Cyber Incident Victim: Canton of Vaud
Date:
Mar 2023
Location:
Switzerland
Summary
A ransomware attack targeted an IT service provider, leading to the encryption of client data including systems of a Lausanne-based EMS. The incident caused significant operational disruptions, with services only restored several days later following intensive recovery efforts. While the attackers demanded a ransom, it remains unclear whether payment was made or if systems were restored independently. An audit conducted by specialists indicated no evidence of data exfiltration, suggesting the primary aim was system paralysis rather than data theft. The organization highlighted potential catastrophic impacts for smaller businesses facing similar incidents.
| CIA Posture | Motives | Tactics, Techniques & Procedures |
|---|---|---|
| Available to members | 1 motive | 1 technique |
| Threat Actors | Type | Location |
|---|---|---|
| 0 actors | Available to members | Available to members |
Description
On March 27, 2023, a cyberattack targeted an unnamed IT services provider supporting clients in the Lausanne region, including a local elderly care facility (EMS).

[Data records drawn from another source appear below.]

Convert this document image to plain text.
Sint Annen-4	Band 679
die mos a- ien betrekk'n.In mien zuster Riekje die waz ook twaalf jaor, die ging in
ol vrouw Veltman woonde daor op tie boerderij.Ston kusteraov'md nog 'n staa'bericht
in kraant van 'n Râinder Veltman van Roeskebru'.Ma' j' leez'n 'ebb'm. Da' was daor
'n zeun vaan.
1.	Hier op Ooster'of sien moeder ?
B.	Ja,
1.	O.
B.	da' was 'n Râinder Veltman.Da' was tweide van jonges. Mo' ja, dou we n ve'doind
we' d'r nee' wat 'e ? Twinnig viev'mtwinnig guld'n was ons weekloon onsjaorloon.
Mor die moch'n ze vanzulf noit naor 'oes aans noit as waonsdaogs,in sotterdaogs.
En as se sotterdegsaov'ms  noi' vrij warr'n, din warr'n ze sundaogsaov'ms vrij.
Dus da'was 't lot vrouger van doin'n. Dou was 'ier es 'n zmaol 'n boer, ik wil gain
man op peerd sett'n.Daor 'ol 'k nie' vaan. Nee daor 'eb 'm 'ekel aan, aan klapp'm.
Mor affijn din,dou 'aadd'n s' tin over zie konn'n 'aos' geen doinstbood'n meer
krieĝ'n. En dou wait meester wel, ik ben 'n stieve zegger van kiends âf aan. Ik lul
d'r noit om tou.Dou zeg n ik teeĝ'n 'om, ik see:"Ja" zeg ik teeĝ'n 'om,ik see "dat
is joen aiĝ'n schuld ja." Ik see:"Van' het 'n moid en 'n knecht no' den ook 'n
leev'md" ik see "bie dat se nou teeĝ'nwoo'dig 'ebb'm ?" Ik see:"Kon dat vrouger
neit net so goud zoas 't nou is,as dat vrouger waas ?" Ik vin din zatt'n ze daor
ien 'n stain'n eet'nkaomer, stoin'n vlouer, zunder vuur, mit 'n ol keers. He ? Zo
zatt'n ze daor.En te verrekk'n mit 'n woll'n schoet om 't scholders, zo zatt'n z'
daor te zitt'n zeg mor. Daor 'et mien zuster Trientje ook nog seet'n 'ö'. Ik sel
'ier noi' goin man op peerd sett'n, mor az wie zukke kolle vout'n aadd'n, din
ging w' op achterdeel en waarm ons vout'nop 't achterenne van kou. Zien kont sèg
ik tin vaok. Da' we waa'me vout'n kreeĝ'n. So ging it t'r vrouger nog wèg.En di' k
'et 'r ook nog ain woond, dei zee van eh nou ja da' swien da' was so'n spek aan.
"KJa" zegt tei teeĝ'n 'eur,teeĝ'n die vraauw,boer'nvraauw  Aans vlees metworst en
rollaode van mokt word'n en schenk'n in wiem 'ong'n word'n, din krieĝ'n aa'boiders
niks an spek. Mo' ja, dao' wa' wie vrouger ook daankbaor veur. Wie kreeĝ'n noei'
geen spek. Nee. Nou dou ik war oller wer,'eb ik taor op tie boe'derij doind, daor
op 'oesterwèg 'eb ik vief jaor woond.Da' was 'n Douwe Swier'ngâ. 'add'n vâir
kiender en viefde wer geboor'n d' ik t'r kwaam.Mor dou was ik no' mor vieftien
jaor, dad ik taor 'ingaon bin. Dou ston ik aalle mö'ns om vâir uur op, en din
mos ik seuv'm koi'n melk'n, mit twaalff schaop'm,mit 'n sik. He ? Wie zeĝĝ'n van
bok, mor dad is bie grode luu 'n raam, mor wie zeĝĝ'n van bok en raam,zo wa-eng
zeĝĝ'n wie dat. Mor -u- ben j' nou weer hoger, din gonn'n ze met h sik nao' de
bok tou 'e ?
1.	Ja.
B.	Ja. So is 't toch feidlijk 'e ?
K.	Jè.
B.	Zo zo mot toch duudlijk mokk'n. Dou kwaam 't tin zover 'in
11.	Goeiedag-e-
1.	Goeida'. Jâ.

Attackers encrypted client data systems, causing operational paralysis. The EMS director confirmed the incident disabled their systems, with recovery efforts extending into the following week. Forensic audits determined no data exfiltration occurred, indicating the attackers' primary objective was disruption rather than theft. A ransom demand was issued during the incident, though the provider's resolution method—whether payment or independent system restoration—remained unconfirmed by the EMS. This attack preceded a separate but similar incident involving Vaud-based IT firm Infolog, which suffered a breach between March 27-28, 2023, though the two events are not explicitly linked in available reporting.
Infolog detected unauthorized system access on Tuesday, March 28, 2023, prompting immediate shutdown of all client systems—including municipalities, SMEs, automotive dealerships like Leuba Mercedes, and industrial service providers. Technical teams worked continuously for three days to restore operations, completing recovery by Thursday, March 30. The company maintained no data exfiltration occurred, citing secured backups as critical to restoration. A client of affected Mercedes dealership Leuba reported unexplained website irregularities prior to learning of the attack, expressing concerns about potential personal data exposure despite Infolog's assurances. Vaud police confirmed no formal complaint was filed, though Infolog reported contacting cantonal and federal authorities. Limited details emerged regarding attacker communications, with an Infolog employee acknowledging unspecified contact with hackers but providing no confirmation of ransom demands or payments. The company emphasized the disproportionate impact such attacks could have on smaller businesses lacking equivalent technical recovery capacity.